Fox v. City of Bicknell

193 Ind. 537 | Ind. | 1923

Townsend, J.

Appellant, a resident taxpayer, sought to enjoin the city of Bicknell from acquiring a water-works plant owned by the Bicknell Water Company. The trial court sustained a demurrer to the complaint. The,complaint shows by its allegations that the appellee city is doing and is proposing to do all things with reference to the acquisition of this plant pursuant to chapter 96 of the Acts of 1921, (Acts 1921 p. 205, §8920a et seq. Burns’ Supp. 1921). This act provides that a municipality may contract to acquire such plant, subject to the approval of the Public Service Commission ; that it may be paid for by bonds, payable solely and exclusively from the income and revenue of the plant; that the income and revenue of the plant shall be kept in a separate fund; that a portion of the revenue shall be set aside for the necessary operation and maintenance; another portion for an adequate depreciation account; and another portion for the payment of the principal and interest of the' bonds. It also provides that the bondholders shall have a mortgage 'lien on the plant, which shall remain until the principal and interest are paid.

*539The sole question presented here is: Does this arrangement for the acquisition of this water works plant constitute a debt within the meaning of Art. 13, §1 of our Constitution? In other words, Is the $80,000 raised by these bonds, which are to be paid from the income of the plant and to be secured by a statutory mortgage on the plant, an indebtedness which affects the taxpayer of the municipality or deprives the municipality of property already acquired and paid for? If it is such an indebtedness, then the municipality, by the allegations of the pleading, is exceeding the constitutional limit of two per cent. It is insisted by appellant that the acquisition of the plant by the method proposed is but a subterfuge to evade our Constitution, and that the case at bar is like Voss v. Waterloo Water Co. (1904), 163 Ind. 69, 66 L. R. A. 95, 106 Am. Rep. 201, 2 Ann. Cas. 978, and that the principles therein laid down are applicable.

We cannot agree with appellant’s contention. The town of Waterloo was the owner of the stock in the corporation, which was a dummy to evade the Constitution. The town also agreed to pay water and light rentals regardless of the reasonable cost of the service. It is true that, in the discussion of principles of law applicable to the Waterloo case, supra, this court said some things about payment out of special funds and out of income from property acquired which, if taken apart from the special findings before the court and apart from a careful analysis of the authorities referred to, would sustain the contention of the appellant in the instant case. We have reference particularly to what is said in the paragraph beginning at the bottom of page 85 and ending at the top of page 86 in the Waterloo case, supra. At the top of page 86, it will be observed that this court cites City of Joliet v. Alexander (1902), 194 Ill. 457. An examination of that *540case shows that it was brought to restrain the city of Joliet, already in debt to the full constitutional limit and already owning a water-works, from issuing certificates in the sum of $240,000 to obtain money for extensions and improvements to be secured by a mortgage on the plant, and to be payable out of the income.
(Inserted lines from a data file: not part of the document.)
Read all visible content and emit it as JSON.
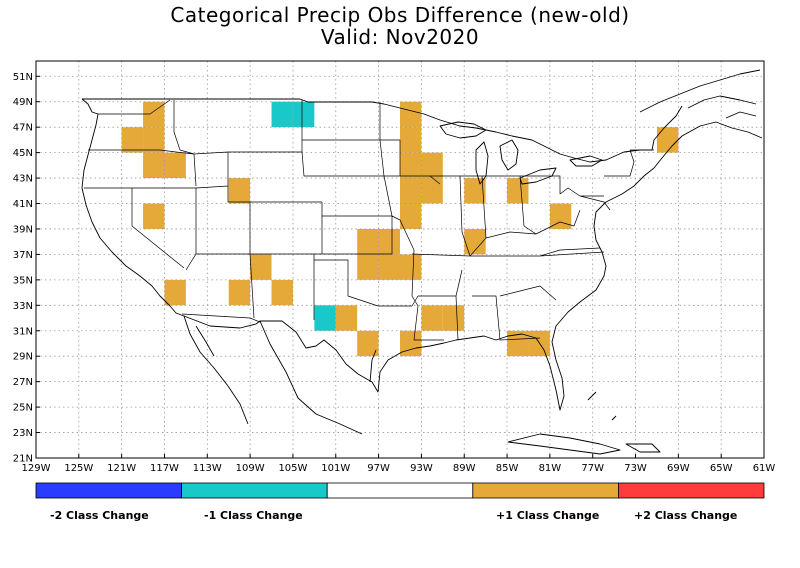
{
  "title": {
    "line1": "Categorical Precip Obs Difference (new-old)",
    "line2": "Valid: Nov2020"
  },
  "axes": {
    "lon_labels": [
      "129W",
      "125W",
      "121W",
      "117W",
      "113W",
      "109W",
      "105W",
      "101W",
      "97W",
      "93W",
      "89W",
      "85W",
      "81W",
      "77W",
      "73W",
      "69W",
      "65W",
      "61W"
    ],
    "lon_values": [
      129,
      125,
      121,
      117,
      113,
      109,
      105,
      101,
      97,
      93,
      89,
      85,
      81,
      77,
      73,
      69,
      65,
      61
    ],
    "lat_labels": [
      "51N",
      "49N",
      "47N",
      "45N",
      "43N",
      "41N",
      "39N",
      "37N",
      "35N",
      "33N",
      "31N",
      "29N",
      "27N",
      "25N",
      "23N",
      "21N"
    ],
    "lat_values": [
      51,
      49,
      47,
      45,
      43,
      41,
      39,
      37,
      35,
      33,
      31,
      29,
      27,
      25,
      23,
      21
    ],
    "lon_range": [
      129,
      61
    ],
    "lat_range": [
      21,
      52.2
    ],
    "grid": "dotted"
  },
  "colors": {
    "minus2": "#2a3cff",
    "minus1": "#19c9c9",
    "zero": "#ffffff",
    "plus1": "#e5a93a",
    "plus2": "#ff3b3b"
  },
  "legend": {
    "labels": [
      "-2 Class Change",
      "-1 Class Change",
      "+1 Class Change",
      "+2 Class Change"
    ],
    "classes": [
      -2,
      -1,
      0,
      1,
      2
    ]
  },
  "chart_data": {
    "type": "heatmap",
    "cell_size_deg": 2,
    "cells": [
      {
        "lon": -106,
        "lat": 48,
        "value": -1
      },
      {
        "lon": -104,
        "lat": 48,
        "value": -1
      },
      {
        "lon": -102,
        "lat": 32,
        "value": -1
      },
      {
        "lon": -118,
        "lat": 48,
        "value": 1
      },
      {
        "lon": -120,
        "lat": 46,
        "value": 1
      },
      {
        "lon": -118,
        "lat": 46,
        "value": 1
      },
      {
        "lon": -118,
        "lat": 44,
        "value": 1
      },
      {
        "lon": -116,
        "lat": 44,
        "value": 1
      },
      {
        "lon": -118,
        "lat": 40,
        "value": 1
      },
      {
        "lon": -110,
        "lat": 42,
        "value": 1
      },
      {
        "lon": -108,
        "lat": 36,
        "value": 1
      },
      {
        "lon": -110,
        "lat": 34,
        "value": 1
      },
      {
        "lon": -106,
        "lat": 34,
        "value": 1
      },
      {
        "lon": -116,
        "lat": 34,
        "value": 1
      },
      {
        "lon": -94,
        "lat": 48,
        "value": 1
      },
      {
        "lon": -94,
        "lat": 46,
        "value": 1
      },
      {
        "lon": -94,
        "lat": 44,
        "value": 1
      },
      {
        "lon": -92,
        "lat": 44,
        "value": 1
      },
      {
        "lon": -94,
        "lat": 42,
        "value": 1
      },
      {
        "lon": -92,
        "lat": 42,
        "value": 1
      },
      {
        "lon": -94,
        "lat": 40,
        "value": 1
      },
      {
        "lon": -96,
        "lat": 38,
        "value": 1
      },
      {
        "lon": -98,
        "lat": 38,
        "value": 1
      },
      {
        "lon": -96,
        "lat": 36,
        "value": 1
      },
      {
        "lon": -98,
        "lat": 36,
        "value": 1
      },
      {
        "lon": -94,
        "lat": 36,
        "value": 1
      },
      {
        "lon": -100,
        "lat": 32,
        "value": 1
      },
      {
        "lon": -98,
        "lat": 30,
        "value": 1
      },
      {
        "lon": -94,
        "lat": 30,
        "value": 1
      },
      {
        "lon": -92,
        "lat": 32,
        "value": 1
      },
      {
        "lon": -90,
        "lat": 32,
        "value": 1
      },
      {
        "lon": -88,
        "lat": 42,
        "value": 1
      },
      {
        "lon": -88,
        "lat": 38,
        "value": 1
      },
      {
        "lon": -84,
        "lat": 42,
        "value": 1
      },
      {
        "lon": -80,
        "lat": 40,
        "value": 1
      },
      {
        "lon": -84,
        "lat": 30,
        "value": 1
      },
      {
        "lon": -82,
        "lat": 30,
        "value": 1
      },
      {
        "lon": -70,
        "lat": 46,
        "value": 1
      }
    ]
  }
}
After holding that this created the debt within the Illinois Constitution, the court said, at the bottom of page 463: “What is said relative to mortgaging property owned by the city or pledging its existing income is not intended to apply to a mortgage purely in the nature of a purchase money mortgage, payable wholly out of the income of property purchased or by resort to such property. This is not a case where there is no obligation of the city except the performance of a duty in the creation and management of a fund, and where the water-works, upon paying for themselves, will become the property of the city. The reasoning in Winston v. Spokane, 41 Pac. Rep. 888, cannot be applied to a case like this, and could only apply to property or a fund which the city never had, where the property is to be paid for by its own earnings without imposing any further liability on the city.”

The reasoning in the above quotation is exactly applicable to the case at bar. The Bicknell Water Company is selling its plant to the city of Bicknell, the consideration to be paid by bonds which state upon their face that they are not the obligations of the city but are payable only out of a special fund to be derived from income from the plant. The city is not required to pay more for water for municipal purposes than the service is reasonably worth. There will not be one cent of money derived from taxation going into this fund that would not go into the coffers of the Bicknell Water Company if it continued to operate the plant. The city of Bicknell is not agreeing to pay any money *541raised by taxation, and is not pledging or mortgaging any property that it already has; nor is it pledging income or revenues from any source except the plant. Hence, there is no legal or moral obligation on the part of the city to pay, its only duty being to manage the plant and take care of the fund. . This being true, the rules laid down in cases like Quill v. City of Indianapolis (1890), 124 Ind. 292, 23 N. E. 788, 7 L. R. A. 681, regarding special assessments for street improvements, are applicable, so far as the subject of indebtedness is concerned.

The judgment of the trial court is affirmed.